“Huh?”
“Look at me, sweetheart.” Her wounded eyes came to mine and I asked, “What’s wrong?”
“I knew. I’m not stupid. But I hate you went through it alone. That you never talked to me about it.”
“I was never alone. You were always with me, both on deployment and when I came home. Just because I didn’t tell you about it didn’t mean you weren’t healing my soul. I didn’t need to talk, I needed you. Which you always gave me.”
Tears brimmed in her lids and she blinked causing a few to leak down her cheek. She quickly swiped them away and tried but failed to hide her sadness.
“Nothing to cry over, Laney. I swear you gave me what I needed.”
She nodded her head and looked around the restaurant, I gave her the minute she needed to gather her thoughts. When she looked back to the table she took her time rearranging her napkin and silverware.
“Ask, baby. Whatever’s on your mind just spit it out.” I interjected as much humor into my tone as I could but she still flinched.
“Tell me about it,” she finally asked.
“About what?”
“All of it. I don’t know anything about the Navy or where you’ve lived since you left for the Naval Academy.”
I’d start with the easy stuff, the information that wouldn’t freak her out.
“I loved the Academy. The curriculum was hard. Sometimes it felt like I was drinking out of a firehose. But if you prove you’re dedicated the instructors won’t let you fail. Extra study hours, extra help during liberty weekends. Whatever the tools you need to succeed they make sure you have. It was physically strenuous, but going into my second year I knew I was going to BUD/s after graduation and I welcomed the workouts.”
“Did you have friends?” she asked.
“What?”
“Friends. You know, people to pal around with, joke with, commiserate with? Friends?”
“Yeah, I had some of those.” I smiled. “A few I still keep in touch with. One died in combat last year. And the rest were stationed around the world and life gets in the way so you fall out of contact.”
“But I’d always heard about military buddies bonding for life. Like our dads, and Uncle Levi and Clark. Do you have anyone like that? A best friend?”
“Yeah, Laney. You.”
“Me?”
I didn’t know how to explain this to her without sounding like I wasn’t proud of my service or regretted being there.
“You know I’ve always wanted to go into the military. I chose the Naval Academy rather than going straight into the Army like our dads did. I wanted to be a leader. I wanted to take what I’d learned from my dad and make a difference.
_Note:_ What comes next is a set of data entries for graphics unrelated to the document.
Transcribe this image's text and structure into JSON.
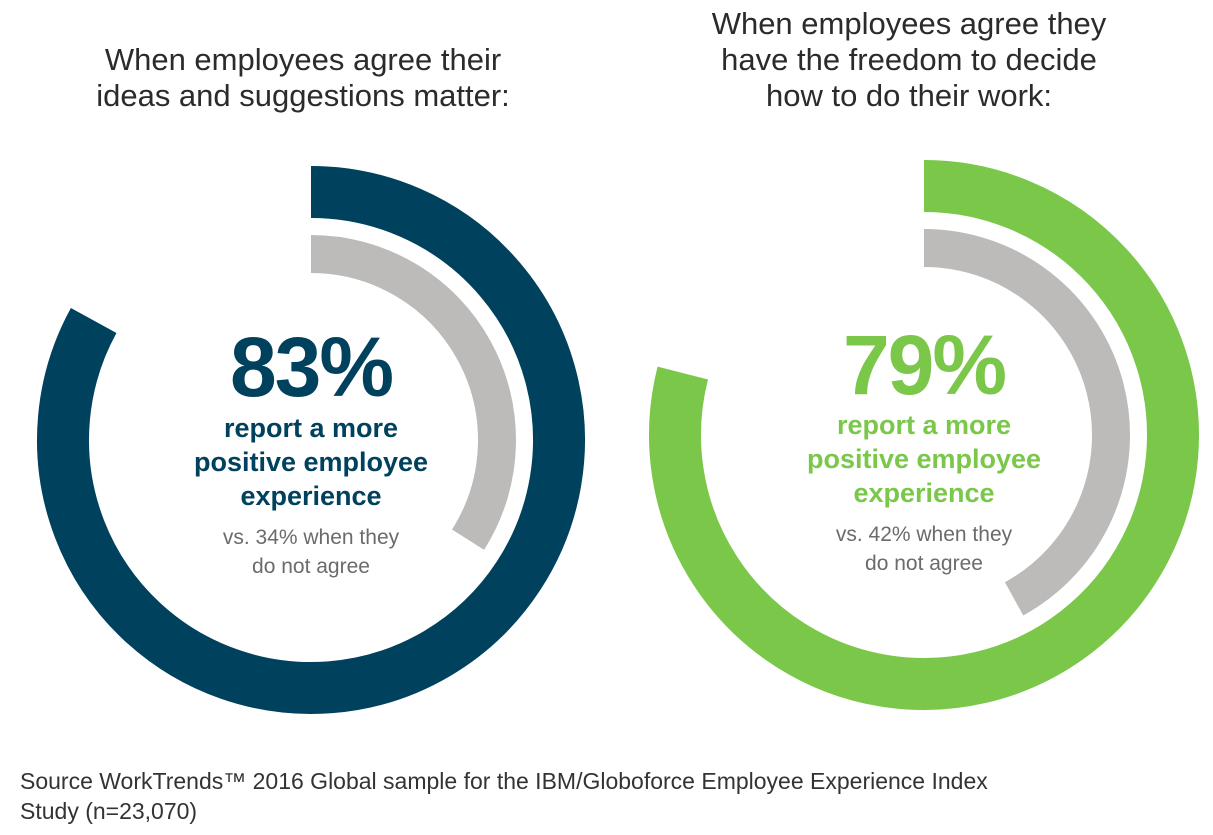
{
  "chart_data": [
    {
      "type": "donut",
      "title_lines": [
        "When employees agree their",
        "ideas and suggestions matter:"
      ],
      "value": 83,
      "value_label": "83%",
      "description_lines": [
        "report a more",
        "positive employee",
        "experience"
      ],
      "comparison_value": 34,
      "comparison_lines": [
        "vs. 34% when they",
        "do not agree"
      ],
      "color": "#00415e",
      "comparison_color": "#bdbbb9"
    },
    {
      "type": "donut",
      "title_lines": [
        "When employees agree they",
        "have the freedom to decide",
        "how to do their work:"
      ],
      "value": 79,
      "value_label": "79%",
      "description_lines": [
        "report a more",
        "positive employee",
        "experience"
      ],
      "comparison_value": 42,
      "comparison_lines": [
        "vs. 42% when they",
        "do not agree"
      ],
      "color": "#7ac74a",
      "comparison_color": "#bdbbb9"
    }
  ],
  "source_lines": [
    "Source WorkTrends™ 2016 Global sample for the IBM/Globoforce Employee Experience Index",
    "Study (n=23,070)"
  ]
}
Becoming a SEAL was a challenge and personal achievement I wanted to accomplish. But there’s a difference between being an officer and being one of the enlisted boys. First there are fraternization policies in place. Then there are some who think because I’m an officer, and I didn’t earn my rank through time in service and grunt work, the way they did, that I somehow had it easier. When I was going through BUD/s in some ways it was harder, more was expected from me and rightfully so. If I passed, I would be the one leading a troop. There’s a heavier burden. While I had friends, good ones as a matter of fact, I still held myself apart. Does that make sense?”
“That’s bullshit, Carter, you earned your rank.”
Damn, but I loved how fierce she was when she was pissed on my behalf.
“You’re right, I did. But also can you see why they’d think the way they earned theirs was a little harder?”
“What about the guys you served with? The men in your team?”
“I’m gonna miss them,” I answered. “But there’s a saying, ‘When you’re in you’re the best, when you’re out you’re a pest’. I’m not saying we won’t keep in touch. But shit keeps rolling for them. Next training cycle, next work up, next mission. They’ll keep moving on doing what they’re doing. Which is shit they can no longer discuss with me. There’s a reason why the Special Warfare Community is as tight as it is. There’s shit you cannot talk about with anyone else, and even if you could, they just wouldn’t get it.”
“Like you think I wouldn’t have gotten it.”
I was navigating through a minefield and one misstep could be catastrophic, but the truth was the truth.
“Yeah, Laney, like you, like all of the other wives, too. We come home from war and there’s no describing what we see and do because, honey, it is just that bad. And you don’t burden the ones you love with that shit. Instead you come home, keep all of that locked away, and you thank God he granted you a reprieve. You hold the good stuff close and soak it up so the next time you go out you’re ready. So again, I’ll answer your questions, my answers will not be shit you’re gonna want to hear, but I’ll do it. And I’ll also tell you, that’s something I don’t regret holding back from you. If I didn’t think it was important to show you I’m all in, therefore I’ll give you anything you need, I wouldn’t be telling you about it now.”